What's the solution?
The researchers proposed an idea called the 'Master Key Hypothesis,' suggesting that skills are represented as specific patterns within the model's internal workings. They developed a method called UNLOCK that identifies these patterns in a model that *has* the skill, and then 'transfers' that pattern to another model that *doesn't*. This transfer doesn't involve changing the target model's weights – it's more like subtly adjusting how the model uses its existing knowledge. They do this by comparing how the model behaves when it successfully uses a skill versus when it doesn't, and then applying that difference to the new model during its operation.
Why it matters?
This research is important because it offers a way to significantly improve the performance of existing AI models, particularly smaller ones, without the need for expensive retraining.

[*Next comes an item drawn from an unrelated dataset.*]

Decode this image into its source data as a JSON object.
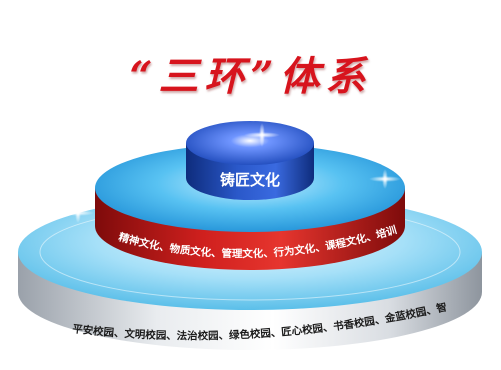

This could make advanced AI capabilities more accessible and efficient, allowing more people to benefit from powerful AI tools. The results show substantial gains in reasoning abilities like solving math problems and using 'Chain-of-Thought' reasoning, demonstrating the potential of this transfer learning approach.
Abstract
We investigate whether post-trained capabilities can be transferred across models without retraining, with a focus on transfer across different model scales. We propose the Master Key Hypothesis, which states that model capabilities correspond to directions in a low-dimensional latent subspace that induce specific behaviors and are transferable across models through linear alignment. Based on this hypothesis, we introduce UNLOCK, a training-free and label-free framework that extracts a capability direction by contrasting activations between capability-present and capability-absent Source variants, aligns it with a Target model through a low-rank linear transformation, and applies it at inference time to elicit the behavior. Experiments on reasoning behaviors, including Chain-of-Thought (CoT) and mathematical reasoning, demonstrate substantial improvements across model scales without training. For example, transferring CoT reasoning from Qwen1.5-14B to Qwen1.5-7B yields an accuracy gain of 12.1% on MATH, and transferring a mathematical reasoning direction from Qwen3-4B-Base to Qwen3-14B-Base improves AGIEval Math accuracy from 61.1% to 71.3%, surpassing the 67.8% achieved by the 14B post-trained model. Our analysis shows that the success of transfer depends on the capabilities learned during pre-training, and that our intervention amplifies latent capabilities by sharpening the output distribution toward successful reasoning trajectories.